Und dann gibt es noch den dritten Standpunkt, der auch von Mike Kelley, einem der wenigen Künstler, die John Duncan selbst in seinen umstrittensten Phasen nicht von vornherein abschoben, vertreten wird: "Da ich nicht an das Konzept einer Seele glaube, kann ich persönlich nicht zu viel Empathie für eine Leiche aufbringen - eine Leiche ist schlicht und einfach ein toter Gegenstand und nicht mehr. Ich habe viel größere Probleme mit Menschen, die lebendige Wesen zu sexuellen Handlungen zwingen."
PS: In diesem einen speziellen Punkt sollte das Angebot der Nachfrage Recht geben, nicht hyperkritisch dagegen argumentiert und auf durch die Kulturindustrie oder wodurch auch immer produzierte Bedürfnisse plädiert werden, sondern eine Datenbank eingeführt werden, auf der sich Menschen eintragen können und dürfen, die kein Problem damit haben, posthum gefickt zu werden (es gab da ja mal die "Necrocard" der Neoist Alliance ...). Wer über sich selbst entscheiden darf, nach dem Tod begraben oder verbrannt, für medizinische Zwecke oder als Organspender verwendet zu werden, diesem Menschen muß man auch zutrauen, für sich selbst festzusetzen, sexuellen (oder, in weiteren Überlegungen, kannibalischen) Handlungen zuzustimmen oder nicht.

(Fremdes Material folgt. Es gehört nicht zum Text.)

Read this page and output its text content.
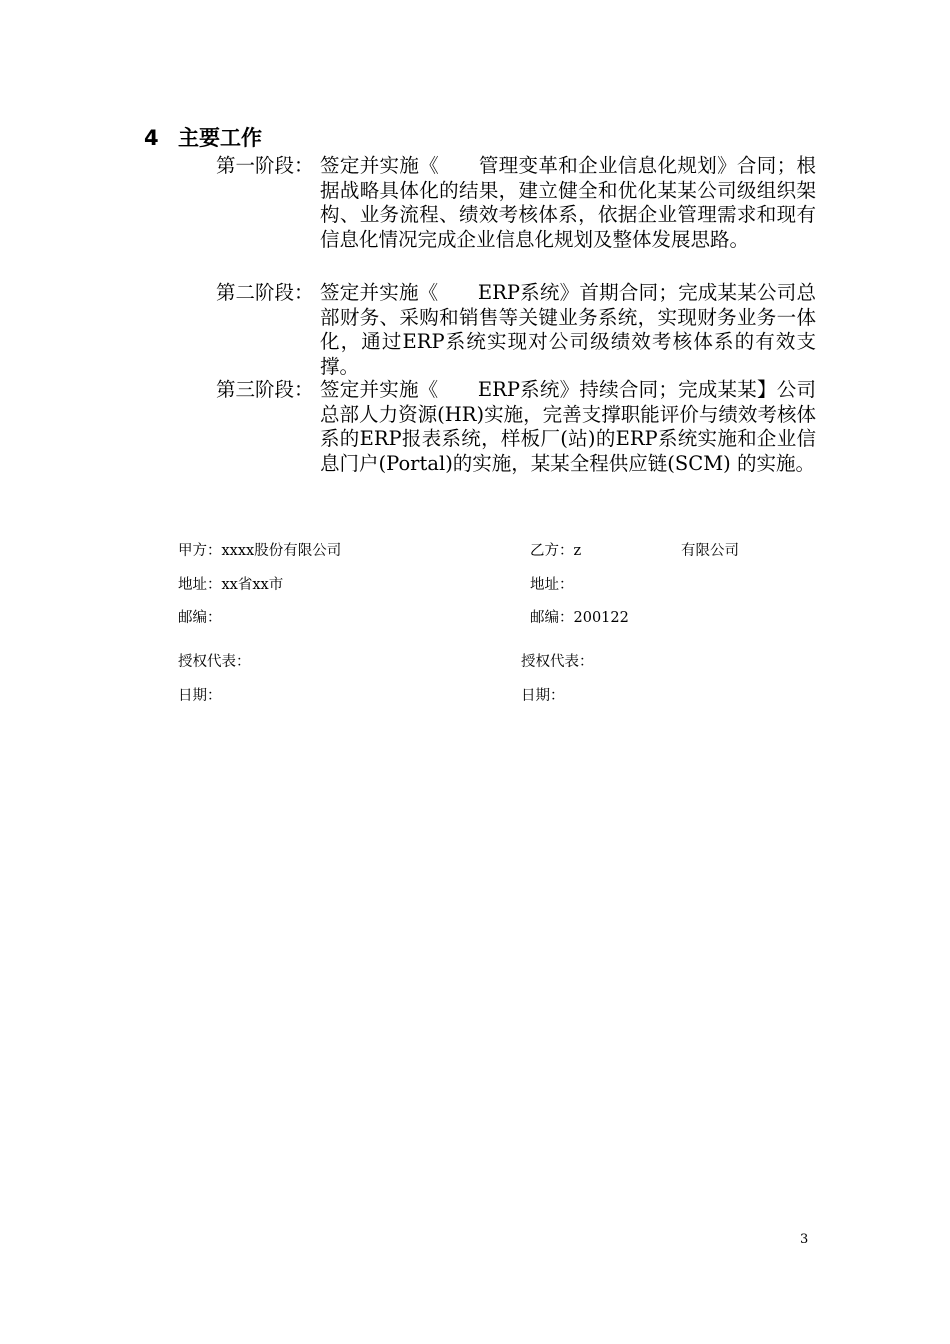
4 主要工作
第一阶段： 签定并实施《　　管理变革和企业信息化规划》合同；根据战略具体化的结果，建立健全和优化某某公司级组织架构、业务流程、绩效考核体系，依据企业管理需求和现有信息化情况完成企业信息化规划及整体发展思路。
第二阶段： 签定并实施《　　ERP系统》首期合同；完成某某公司总部财务、采购和销售等关键业务系统，实现财务业务一体化，通过ERP系统实现对公司级绩效考核体系的有效支撑。
第三阶段： 签定并实施《　　ERP系统》持续合同；完成某某】公司总部人力资源(HR)实施，完善支撑职能评价与绩效考核体系的ERP报表系统，样板厂(站)的ERP系统实施和企业信息门户(Portal)的实施，某某全程供应链(SCM) 的实施。
甲方：xxxx股份有限公司	乙方：z	有限公司
地址：xx省xx市	地址：
邮编：	邮编：200122
授权代表：	授权代表：
日期：	日期：
3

Daß es derlei Wünsche und (illegalen) Informationsaustausch bereits gibt, weiß man spätestens seit dem sogenannten Kannibalen von Rotenburg. In diese bestehenden Phänomene sollte sich der Staat einmischen und zusehen, daß alle glücklich werden. Eine öffentliche und nicht von vornherein verlogene Diskussion darüber zum Beispiel würde ich als produktive Folge von John Duncans Aktion hervorheben. Diese ungelösten Themenfelder tangiert der Künstler mit seinem "Blind Date" - Antworten auf die entsprechenden Fragen wurden noch immer nicht gefunden. Es wird Zeit, sich ohne heuchlerische Vorbehalte diesen und ähnlichen Diskussionspunkten zu nähern.
PPS: Natürlich würde ich mich auf diese Liste setzen.